А ещё была такая игра «на слабо»: тебя отводили в дальний конец подвала, отбирали спички и зажигалку, если была, потом оставляли одного в темноте подвала, и тебе нужно было среди труб и других коммуникаций буквально наощупь найти выход на улицу. Редко кому это удавалось. Когда был маленьким, в этой игре мне было страшно до слёз. Но это была своеобразная проверка на трусость, а трусом я быть не хотел.

Потом я вырос и получил в уличной драке ранение в живот. Неглубокое. Никого не сдал ментам. Успокоился и взял себя в руки, то есть взялся за ум. Словно мне нужно было выпустить из себя немного лишней крови, чтобы выйти на свет, как в детстве из того подвала… Я выскочил из той своей жизни, стал с нуля строить бизнес, обрастая друзьями и связями.

…Устав стучать обрезком трубы по бетонным стенам, чтобы меня хоть кто-нибудь услышал и чтобы хоть как-нибудь согреться, я присел и укутался в пахнувшие курятником ошмётки ватного матраса. И уснул. А может, и не уснул вовсе. Просто сидел и долго смотрел в темноту…

– У тебя все хорошо? – спросила меня Вера.

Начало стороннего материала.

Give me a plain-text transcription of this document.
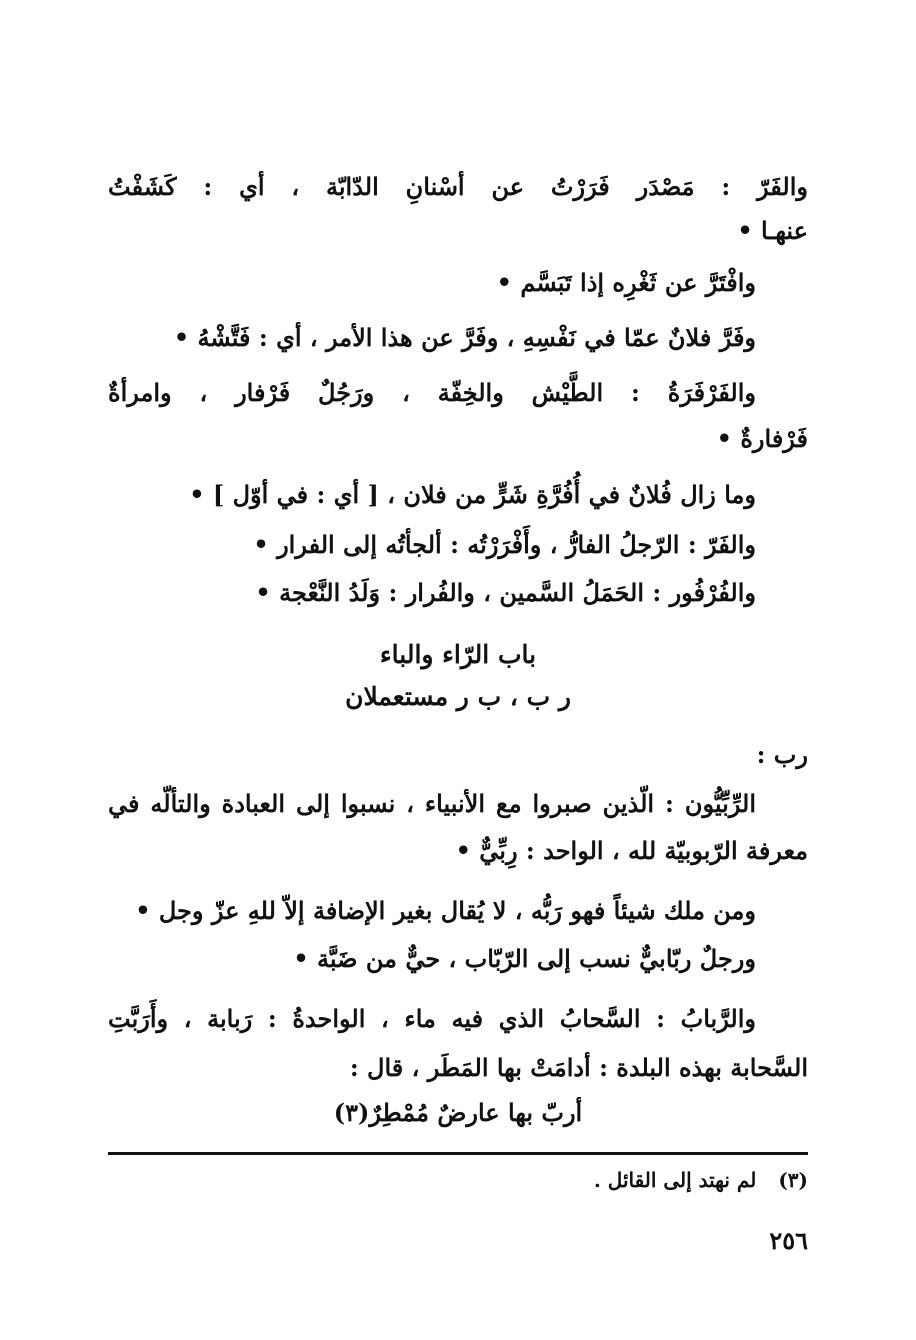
والفَرّ : مَصْدَر فَرَرْتُ عن أسْنانِ الدّابّة ، أي : كَشَفْتُ
عنهـا •
وافْتَرَّ عن ثَغْرِه إذا تَبَسَّم •
وفَرَّ فلانٌ عمّا في نَفْسِهِ ، وفَرَّ عن هذا الأمر ، أي : فَتَّشْهُ •
والفَرْفَرَةُ : الطَّيْش والخِفّة ، ورَجُلٌ فَرْفار ، وامرأةٌ
فَرْفارةٌ •
وما زال فُلانٌ في أُفُرَّةِ شَرٍّ من فلان ، [ أي : في أوّل ] •
والفَرّ : الرّجلُ الفارُّ ، وأَفْرَرْتُه : ألجأتُه إلى الفرار •
والفُرْفُور : الحَمَلُ السَّمين ، والفُرار : وَلَدُ النَّعْجة •
باب الرّاء والباء
ر ب ، ب ر مستعملان
رب :
الرِّبِّيُّون : الّذين صبروا مع الأنبياء ، نسبوا إلى العبادة والتألّه في
معرفة الرّبوبيّة لله ، الواحد : رِبِّيٌّ •
ومن ملك شيئاً فهو رَبُّه ، لا يُقال بغير الإضافة إلاّ للهِ عزّ وجل •
ورجلٌ ربّابيٌّ نسب إلى الرّبّاب ، حيٌّ من ضَبَّة •
والرَّبابُ : السَّحابُ الذي فيه ماء ، الواحدةُ : رَبابة ، وأَرَبَّتِ
السَّحابة بهذه البلدة : أدامَتْ بها المَطَر ، قال :
أربّ بها عارضٌ مُمْطِرٌ(٣)
(٣)لم نهتد إلى القائل .
٢٥٦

Она вышла из душа, подошла поближе и посмотрела на меня.

– Да, конечно. – Я улыбался. Я умел так улыбаться, чтобы никто ничего не заметил.

– Хорошо.

– Конечно, всё хорошо, ты же знаешь…

Я попытался встать, чтобы обнять её, но на меня снова упала тьма. Это та же тьма, которая была здесь всегда. И вчера днём, и сегодня ночью. Это та же тьма, которая приходит, когда ты не совсем жив, но точно ещё не мёртв. Тьма смотрит на тебя и не знает, как поступить. И ты ждёшь, когда ей надоест играть с тобой.

А потом ко мне пришли они: повернув голову влево, я увидел, что, прислонившись к той же стене, сидят прямо на полу и смотрят куда-то вперёд, словно видят что-то такое, чего не вижу я.

– Биполь, Мангал, вы откуда здесь? Как вы…

Мне ответил только Биполь, а Мангал продолжал смотреть куда-то пустыми глазами:

– Да вот, давно не виделись, Парижик… Ты же помнишь, я не хотел умирать! Вот и не умер, мы теперь с моей мамой в одном доме живём… Она уже давно простила меня. А то, что ей тогда привезли в гробу, так это был совсем не я.

– Денис, а ты чего молчишь? – обратился я к Мангалу, но он продолжал молчать и смотреть, не поворачивая ко мне голову.

– Шиллер! Ну а ты-то как здесь? Тебе же соловьи мешали то ли жить, то ли умирать, я так тогда и не понял…

– Да, нет, командир, всё ты понял! Не поверишь, но мы теперь с Клуни любим в лес вместе ходить. Да, сейчас весна, и там соловьи поют обалдеть как! Даже ты бы заслушался…

– Конечно, не поверю тебе, Шиллер! Ты ж запойный на гражданке был, а Клуни – бабник. Какие уж там соловьи лесные… – ответил я и получше всмотрелся в темноту:

– Квинто? Это ты?

– Да, это я…

– Но почему? Ты ж хотел за брата отомстить!

– Вот вам, Париж, я по секрету всё-таки скажу: La morte non e mai denato, то есть, по-русски говоря, смертью за смерть платить – никогда не расплатишься… Вот брат меня к себе и позвал, сказал, хватит там без меня недостойных людей убивать!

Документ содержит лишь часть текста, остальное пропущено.